La semaine dernière, l'AQPP a dit craindre que cette mesure serve surtout aux assureurs privés, qui pourront diriger leurs assurés vers un pharmacien offrant un meilleur prix. «Il s'agit d'une attaque directe à la liberté de choix des patients et à l'indépendance des pharmaciens. C'est carrément ouvrir la porte aux dirigismes de la part des assureurs», s'inquiétait le directeur général de l'AQPP, Jean Bourcier.

Les craintes de M. Bourcier ont trouvé écho en commission parlementaire, mardi matin, alors que le péquiste Nicolas Marceau et le caquiste François Paradis ont demandé au ministre Barrette s'il avait l'intention de prendre des mesures pour empêcher les assureurs de faire du dirigisme.

Non, a répondu le ministre, pour la simple et bonne raison que l'article 2 de la Loi sur l'assurance-maladie interdit déjà cette pratique. «S'il y avait des manoeuvres de dirigisme faites par des compagnies, il y aurait lieu à ce moment d'intervenir. On défend le droit du patient d'aller où il veut, et je serais le premier à réagir si on veut attaquer ça», a assuré le ministre de la Santé.

Le Dr Barrette s'est finalement ravisé dans la soirée en proposant un amendement interdisant clairement le dirigisme.

Obligation de transparence réclamée

Le député Marceau a par ailleurs tenté d'obtenir l'assurance que l'obligation de transparence imposée aux pharmaciens n'aura pas de conséquences négatives sur l'industrie de la pharmacie communautaire, déjà fragilisée avec tous les changements qui lui ont été imposés depuis deux ans, et sur l'accès des patients aux services pharmaceutiques.

«Est-ce qu'on a une étude d'impacts de tous ces changements-là? Pourquoi ne pas vous ouvrir à une discussion sur la rémunération globale des pharmaciens?» a demandé Nicolas Marceau au ministre Barrette.

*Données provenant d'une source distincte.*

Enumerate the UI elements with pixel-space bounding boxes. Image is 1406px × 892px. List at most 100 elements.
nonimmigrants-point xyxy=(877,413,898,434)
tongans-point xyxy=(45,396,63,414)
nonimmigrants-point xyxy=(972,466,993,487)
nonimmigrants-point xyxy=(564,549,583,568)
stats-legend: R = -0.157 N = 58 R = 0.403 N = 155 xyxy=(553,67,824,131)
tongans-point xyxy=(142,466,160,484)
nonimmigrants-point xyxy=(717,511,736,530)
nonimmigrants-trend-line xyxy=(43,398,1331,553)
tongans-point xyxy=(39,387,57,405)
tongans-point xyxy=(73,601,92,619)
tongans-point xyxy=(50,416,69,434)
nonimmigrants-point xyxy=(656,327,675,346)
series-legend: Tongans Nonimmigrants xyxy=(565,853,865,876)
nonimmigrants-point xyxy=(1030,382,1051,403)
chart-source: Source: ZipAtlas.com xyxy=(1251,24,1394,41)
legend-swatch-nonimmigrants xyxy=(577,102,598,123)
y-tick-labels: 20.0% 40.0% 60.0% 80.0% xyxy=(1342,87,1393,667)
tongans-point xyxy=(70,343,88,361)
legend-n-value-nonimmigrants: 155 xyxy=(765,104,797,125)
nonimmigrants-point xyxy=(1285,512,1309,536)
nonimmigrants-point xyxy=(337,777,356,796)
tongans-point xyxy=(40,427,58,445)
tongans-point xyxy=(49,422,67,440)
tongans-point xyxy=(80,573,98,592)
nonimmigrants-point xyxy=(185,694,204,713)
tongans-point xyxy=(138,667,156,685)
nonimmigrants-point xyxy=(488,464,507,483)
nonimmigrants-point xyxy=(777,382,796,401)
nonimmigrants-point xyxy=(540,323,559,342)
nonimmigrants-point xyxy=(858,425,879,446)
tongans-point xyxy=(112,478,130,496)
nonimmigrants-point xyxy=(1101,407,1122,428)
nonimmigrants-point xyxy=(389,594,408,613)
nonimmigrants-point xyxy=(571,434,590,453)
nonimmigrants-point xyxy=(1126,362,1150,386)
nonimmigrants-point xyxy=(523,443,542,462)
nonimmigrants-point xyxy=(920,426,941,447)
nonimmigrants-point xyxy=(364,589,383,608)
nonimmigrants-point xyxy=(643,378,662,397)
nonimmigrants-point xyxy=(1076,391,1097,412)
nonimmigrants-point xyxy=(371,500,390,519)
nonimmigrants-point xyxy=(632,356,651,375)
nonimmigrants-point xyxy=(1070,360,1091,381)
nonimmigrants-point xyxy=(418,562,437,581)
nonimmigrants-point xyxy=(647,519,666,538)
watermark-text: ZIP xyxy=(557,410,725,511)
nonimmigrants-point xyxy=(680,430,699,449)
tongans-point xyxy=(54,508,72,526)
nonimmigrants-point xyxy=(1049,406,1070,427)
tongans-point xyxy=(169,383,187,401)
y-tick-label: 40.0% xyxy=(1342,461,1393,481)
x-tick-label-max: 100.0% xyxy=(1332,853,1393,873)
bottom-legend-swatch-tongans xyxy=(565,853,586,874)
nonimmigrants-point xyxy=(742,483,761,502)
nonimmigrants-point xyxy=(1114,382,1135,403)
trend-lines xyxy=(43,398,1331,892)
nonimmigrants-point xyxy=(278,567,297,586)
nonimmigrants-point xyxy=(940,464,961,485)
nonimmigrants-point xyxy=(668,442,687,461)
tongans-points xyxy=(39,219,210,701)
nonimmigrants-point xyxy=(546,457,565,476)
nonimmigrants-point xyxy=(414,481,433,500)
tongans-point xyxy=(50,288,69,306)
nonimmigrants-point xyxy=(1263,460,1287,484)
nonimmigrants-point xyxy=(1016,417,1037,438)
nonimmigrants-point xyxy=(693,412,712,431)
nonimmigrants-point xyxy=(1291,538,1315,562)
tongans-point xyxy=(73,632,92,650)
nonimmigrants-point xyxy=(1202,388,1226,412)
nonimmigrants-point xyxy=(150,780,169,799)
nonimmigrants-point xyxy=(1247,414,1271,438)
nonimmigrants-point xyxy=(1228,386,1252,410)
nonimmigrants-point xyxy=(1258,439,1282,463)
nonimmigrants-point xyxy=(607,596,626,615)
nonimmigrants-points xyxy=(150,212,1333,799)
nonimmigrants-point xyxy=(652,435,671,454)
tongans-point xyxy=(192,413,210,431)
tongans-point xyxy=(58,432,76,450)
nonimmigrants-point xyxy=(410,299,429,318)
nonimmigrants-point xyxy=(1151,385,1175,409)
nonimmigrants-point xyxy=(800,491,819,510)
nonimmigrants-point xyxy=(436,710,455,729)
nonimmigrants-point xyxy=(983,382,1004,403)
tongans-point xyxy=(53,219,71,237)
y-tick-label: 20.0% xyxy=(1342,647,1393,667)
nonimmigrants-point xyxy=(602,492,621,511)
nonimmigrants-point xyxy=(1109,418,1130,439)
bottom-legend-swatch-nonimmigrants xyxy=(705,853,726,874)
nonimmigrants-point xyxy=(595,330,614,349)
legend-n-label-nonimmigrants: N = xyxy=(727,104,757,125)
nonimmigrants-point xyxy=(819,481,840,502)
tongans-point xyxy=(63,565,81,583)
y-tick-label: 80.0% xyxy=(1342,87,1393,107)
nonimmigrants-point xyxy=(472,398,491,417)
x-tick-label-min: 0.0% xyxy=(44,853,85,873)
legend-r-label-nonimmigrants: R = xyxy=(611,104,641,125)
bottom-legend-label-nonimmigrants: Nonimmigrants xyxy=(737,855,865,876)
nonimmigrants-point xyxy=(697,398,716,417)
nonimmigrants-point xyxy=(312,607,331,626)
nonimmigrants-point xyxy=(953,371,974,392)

«Quand on regarde la réalité, il n'y en a pas d'impacts au moment où on se parle», a répondu le ministre, qui s'est dit tout à fait ouvert à discuter avec les pharmaciens, «mais l'autre partie a décidé d'aller à la cour plutôt que de négocier».

Le ministre faisait référence à la procédure d'arbitrage entreprise par l'AQPP pour régler le conflit qu'il l'oppose au ministère de la Santé au sujet du déplafonnement des allocations professionnelles.

Un chantier de la pharmacie demandé

Quatre associations reliées à la pharmacie communautaire (l'Association québécoise des pharmaciens propriétaires, l'Association des bannières et chaînes de pharmacie du Québec, l'Association québécoise des distributeurs en pharmacie et l'Association professionnelle des pharmaciens salariés du Québec) unissent leur voix pour dénoncer «l'approche unilatérale, sans nuance et précipitée du ministre de la Santé, Gaétan Barrette». Les quatre associations déplorent que des changements considérables aient été apportés à leur industrie au cours des deux dernières années «sans véritable planification, sans réelle évaluation des impacts [...] et sans la collaboration des acteurs de cette industrie». Aussi demandent-elles au gouvernement de créer rapidement un grand chantier de la pharmacie, qui viserait à «travailler activement les dossiers majeurs de façon concertée, avec l'aide d'experts et de façon transparente, pour le bénéfice à long terme de tous les acteurs de l'industrie, du gouvernement et surtout des patients».